The improvement in depression symptoms lasted until the study ended three weeks after the second psilocybin dose.
Interestingly, there were no changes seen in the brains of those who received escitalopram, suggesting that psilocybin acts differently on the brain than SSRIs (antidepressants).
Psilocybin acts differently on the brain than commonly prescribed antidepressants
A hypothesis for these positive changes can be that the drugs briefly disrupt connections in the brain, giving them a chance to reform in new ways in the ensuing days and weeks. Psilocybin and other serotonergic psychedelics like ayahuasca affect 5-HT2A receptors, which are plentiful in brain networks which become overactive in depression.
Robin Carhart-Harris, PhD, the senior author of the study, said: “In previous studies we had seen a similar effect in the brain when people were scanned whilst on a psychedelic, but here we’re seeing it weeks after treatment for depression, which suggests a carry-over of the acute drug action.”
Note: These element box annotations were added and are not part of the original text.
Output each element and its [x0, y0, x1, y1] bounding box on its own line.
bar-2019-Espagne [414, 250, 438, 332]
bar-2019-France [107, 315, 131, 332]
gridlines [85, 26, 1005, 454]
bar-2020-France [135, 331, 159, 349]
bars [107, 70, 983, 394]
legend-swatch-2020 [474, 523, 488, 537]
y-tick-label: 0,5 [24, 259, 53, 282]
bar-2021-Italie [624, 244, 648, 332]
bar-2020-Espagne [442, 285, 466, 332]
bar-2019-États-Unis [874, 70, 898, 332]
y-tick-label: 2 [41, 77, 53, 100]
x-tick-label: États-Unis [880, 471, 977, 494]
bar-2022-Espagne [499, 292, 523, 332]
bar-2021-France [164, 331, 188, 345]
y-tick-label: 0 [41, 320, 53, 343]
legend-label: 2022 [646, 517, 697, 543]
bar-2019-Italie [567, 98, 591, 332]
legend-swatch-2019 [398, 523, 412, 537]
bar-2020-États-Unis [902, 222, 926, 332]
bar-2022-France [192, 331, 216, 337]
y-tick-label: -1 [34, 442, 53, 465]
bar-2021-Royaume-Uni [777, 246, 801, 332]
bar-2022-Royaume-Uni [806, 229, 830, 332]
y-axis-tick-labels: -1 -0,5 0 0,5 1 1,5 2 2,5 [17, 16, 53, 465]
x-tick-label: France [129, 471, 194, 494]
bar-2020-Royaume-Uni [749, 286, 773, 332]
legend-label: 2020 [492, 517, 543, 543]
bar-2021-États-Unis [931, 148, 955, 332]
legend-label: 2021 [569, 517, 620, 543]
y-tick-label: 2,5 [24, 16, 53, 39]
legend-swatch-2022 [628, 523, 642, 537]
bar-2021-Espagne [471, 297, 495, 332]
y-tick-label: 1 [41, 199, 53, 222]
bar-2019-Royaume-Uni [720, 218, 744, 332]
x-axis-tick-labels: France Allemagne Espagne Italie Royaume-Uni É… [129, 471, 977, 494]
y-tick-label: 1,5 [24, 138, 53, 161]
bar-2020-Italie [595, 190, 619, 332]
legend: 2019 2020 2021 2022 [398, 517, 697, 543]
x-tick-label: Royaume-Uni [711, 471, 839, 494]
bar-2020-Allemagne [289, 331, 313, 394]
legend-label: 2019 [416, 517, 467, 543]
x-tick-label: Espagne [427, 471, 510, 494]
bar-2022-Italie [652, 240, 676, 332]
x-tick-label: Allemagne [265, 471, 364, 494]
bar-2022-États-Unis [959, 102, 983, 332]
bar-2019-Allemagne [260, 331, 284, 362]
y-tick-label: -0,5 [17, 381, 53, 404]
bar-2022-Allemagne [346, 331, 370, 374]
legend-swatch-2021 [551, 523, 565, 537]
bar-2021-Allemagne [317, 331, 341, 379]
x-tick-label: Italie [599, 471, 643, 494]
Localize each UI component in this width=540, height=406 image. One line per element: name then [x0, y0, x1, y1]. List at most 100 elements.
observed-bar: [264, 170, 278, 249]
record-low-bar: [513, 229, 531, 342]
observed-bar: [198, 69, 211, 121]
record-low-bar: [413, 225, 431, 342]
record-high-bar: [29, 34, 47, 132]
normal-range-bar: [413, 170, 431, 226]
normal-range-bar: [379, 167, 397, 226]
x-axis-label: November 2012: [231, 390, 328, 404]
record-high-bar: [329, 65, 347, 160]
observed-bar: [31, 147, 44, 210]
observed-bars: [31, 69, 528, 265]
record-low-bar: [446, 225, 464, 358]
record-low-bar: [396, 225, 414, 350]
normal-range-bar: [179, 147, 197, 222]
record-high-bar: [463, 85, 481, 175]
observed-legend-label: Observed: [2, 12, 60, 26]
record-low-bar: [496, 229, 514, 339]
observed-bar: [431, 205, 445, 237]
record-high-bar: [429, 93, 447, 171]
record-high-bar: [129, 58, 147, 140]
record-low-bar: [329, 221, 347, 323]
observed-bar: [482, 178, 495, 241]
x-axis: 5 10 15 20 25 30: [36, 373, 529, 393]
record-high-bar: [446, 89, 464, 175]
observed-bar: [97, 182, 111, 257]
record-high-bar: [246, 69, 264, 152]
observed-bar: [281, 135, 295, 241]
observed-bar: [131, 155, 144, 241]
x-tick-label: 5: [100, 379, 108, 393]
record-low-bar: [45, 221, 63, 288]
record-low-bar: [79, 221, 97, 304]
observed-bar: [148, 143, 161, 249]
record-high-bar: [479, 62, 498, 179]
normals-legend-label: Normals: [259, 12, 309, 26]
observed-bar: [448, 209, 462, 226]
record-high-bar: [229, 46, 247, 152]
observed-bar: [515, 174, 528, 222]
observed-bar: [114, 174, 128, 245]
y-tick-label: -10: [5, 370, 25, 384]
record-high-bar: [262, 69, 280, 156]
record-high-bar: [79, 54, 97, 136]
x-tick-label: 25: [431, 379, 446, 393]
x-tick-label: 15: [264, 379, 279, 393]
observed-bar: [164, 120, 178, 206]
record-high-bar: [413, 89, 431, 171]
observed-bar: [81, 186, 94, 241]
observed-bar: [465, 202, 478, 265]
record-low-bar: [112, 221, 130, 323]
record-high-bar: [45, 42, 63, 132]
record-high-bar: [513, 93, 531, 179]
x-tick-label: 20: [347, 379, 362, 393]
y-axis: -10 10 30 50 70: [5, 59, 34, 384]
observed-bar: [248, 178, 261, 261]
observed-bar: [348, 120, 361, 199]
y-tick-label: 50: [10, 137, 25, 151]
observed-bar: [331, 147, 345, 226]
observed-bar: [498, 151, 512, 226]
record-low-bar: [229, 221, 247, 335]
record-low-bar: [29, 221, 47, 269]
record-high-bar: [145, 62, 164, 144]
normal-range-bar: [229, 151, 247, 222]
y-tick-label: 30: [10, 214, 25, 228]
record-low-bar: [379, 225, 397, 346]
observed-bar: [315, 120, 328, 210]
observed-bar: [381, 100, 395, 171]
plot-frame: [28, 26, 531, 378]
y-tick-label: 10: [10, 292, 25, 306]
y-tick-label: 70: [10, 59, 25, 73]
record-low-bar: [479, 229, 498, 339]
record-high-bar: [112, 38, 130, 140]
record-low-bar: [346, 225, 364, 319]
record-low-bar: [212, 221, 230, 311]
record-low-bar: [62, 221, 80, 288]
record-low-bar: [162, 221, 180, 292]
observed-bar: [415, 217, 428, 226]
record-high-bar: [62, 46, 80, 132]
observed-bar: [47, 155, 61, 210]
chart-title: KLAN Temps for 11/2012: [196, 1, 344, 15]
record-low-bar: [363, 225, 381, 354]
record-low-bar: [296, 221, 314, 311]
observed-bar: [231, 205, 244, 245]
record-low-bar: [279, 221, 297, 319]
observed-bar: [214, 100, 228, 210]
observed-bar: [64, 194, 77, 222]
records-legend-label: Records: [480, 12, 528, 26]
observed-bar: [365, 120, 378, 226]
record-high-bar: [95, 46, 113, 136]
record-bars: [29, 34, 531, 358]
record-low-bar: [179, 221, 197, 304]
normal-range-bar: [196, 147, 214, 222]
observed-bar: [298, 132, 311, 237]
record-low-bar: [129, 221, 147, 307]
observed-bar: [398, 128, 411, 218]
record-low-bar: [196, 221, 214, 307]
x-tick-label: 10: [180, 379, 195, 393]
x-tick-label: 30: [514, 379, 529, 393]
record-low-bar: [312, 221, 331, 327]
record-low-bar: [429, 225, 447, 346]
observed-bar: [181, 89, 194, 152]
Carhart-Harris, Professor of Neurology, Psychiatry, and Behavioural Sciences added: “We don’t yet know how long the changes in brain activity seen with psilocybin therapy last, and we need to do more research to understand this. We do know that some people relapse, and it may be that after a while their brains revert to the rigid patterns of activity we see in depression.”
David Nutt, DM, head of the Imperial Centre for Psychedelic Research, said: “For the first time we find that psilocybin works differently from conventional antidepressants – making the brain more flexible and fluid, and less entrenched in the negative thinking patterns associated with depression.
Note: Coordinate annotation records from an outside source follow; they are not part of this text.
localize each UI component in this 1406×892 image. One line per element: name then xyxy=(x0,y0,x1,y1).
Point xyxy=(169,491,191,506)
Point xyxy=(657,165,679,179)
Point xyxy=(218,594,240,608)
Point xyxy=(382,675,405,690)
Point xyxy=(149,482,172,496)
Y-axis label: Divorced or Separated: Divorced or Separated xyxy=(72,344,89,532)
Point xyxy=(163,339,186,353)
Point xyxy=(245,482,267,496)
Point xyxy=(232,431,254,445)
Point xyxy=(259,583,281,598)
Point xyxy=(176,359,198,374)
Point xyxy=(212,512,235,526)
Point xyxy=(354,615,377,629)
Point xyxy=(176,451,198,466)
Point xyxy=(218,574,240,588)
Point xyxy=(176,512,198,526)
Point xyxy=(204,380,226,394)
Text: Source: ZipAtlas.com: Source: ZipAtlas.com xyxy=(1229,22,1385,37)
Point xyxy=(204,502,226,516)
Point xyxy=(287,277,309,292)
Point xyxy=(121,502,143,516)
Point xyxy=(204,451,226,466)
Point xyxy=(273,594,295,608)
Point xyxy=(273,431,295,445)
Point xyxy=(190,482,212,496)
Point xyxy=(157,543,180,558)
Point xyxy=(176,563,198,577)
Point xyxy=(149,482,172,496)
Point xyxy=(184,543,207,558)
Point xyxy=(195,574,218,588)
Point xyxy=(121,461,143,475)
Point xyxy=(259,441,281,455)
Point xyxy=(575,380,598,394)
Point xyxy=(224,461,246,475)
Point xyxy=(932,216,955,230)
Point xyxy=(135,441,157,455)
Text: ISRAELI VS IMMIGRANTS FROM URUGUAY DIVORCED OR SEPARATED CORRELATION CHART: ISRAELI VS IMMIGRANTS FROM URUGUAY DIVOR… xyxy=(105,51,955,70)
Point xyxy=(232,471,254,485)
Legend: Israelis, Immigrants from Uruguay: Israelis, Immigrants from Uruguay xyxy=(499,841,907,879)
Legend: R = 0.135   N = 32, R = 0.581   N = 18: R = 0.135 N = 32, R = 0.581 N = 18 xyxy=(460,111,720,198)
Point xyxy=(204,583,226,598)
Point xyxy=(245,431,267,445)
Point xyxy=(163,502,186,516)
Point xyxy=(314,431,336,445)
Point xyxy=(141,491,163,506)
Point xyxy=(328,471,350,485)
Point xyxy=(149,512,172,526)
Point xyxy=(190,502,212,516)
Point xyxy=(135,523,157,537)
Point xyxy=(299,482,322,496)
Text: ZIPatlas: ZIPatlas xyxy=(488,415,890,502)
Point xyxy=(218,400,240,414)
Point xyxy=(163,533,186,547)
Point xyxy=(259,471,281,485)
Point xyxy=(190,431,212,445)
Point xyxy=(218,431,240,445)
“This supports our initial predictions and confirms psilocybin could be a real alternative approach to depression treatments.”
The researchers state that despite the positivity of these findings, patients with depression should not attempt to self-medicate with psilocybin. The trials took place under controlled, clinical conditions, using a regulated dose formulated in a laboratory, and involved extensive psychological support before, during, and after dosing.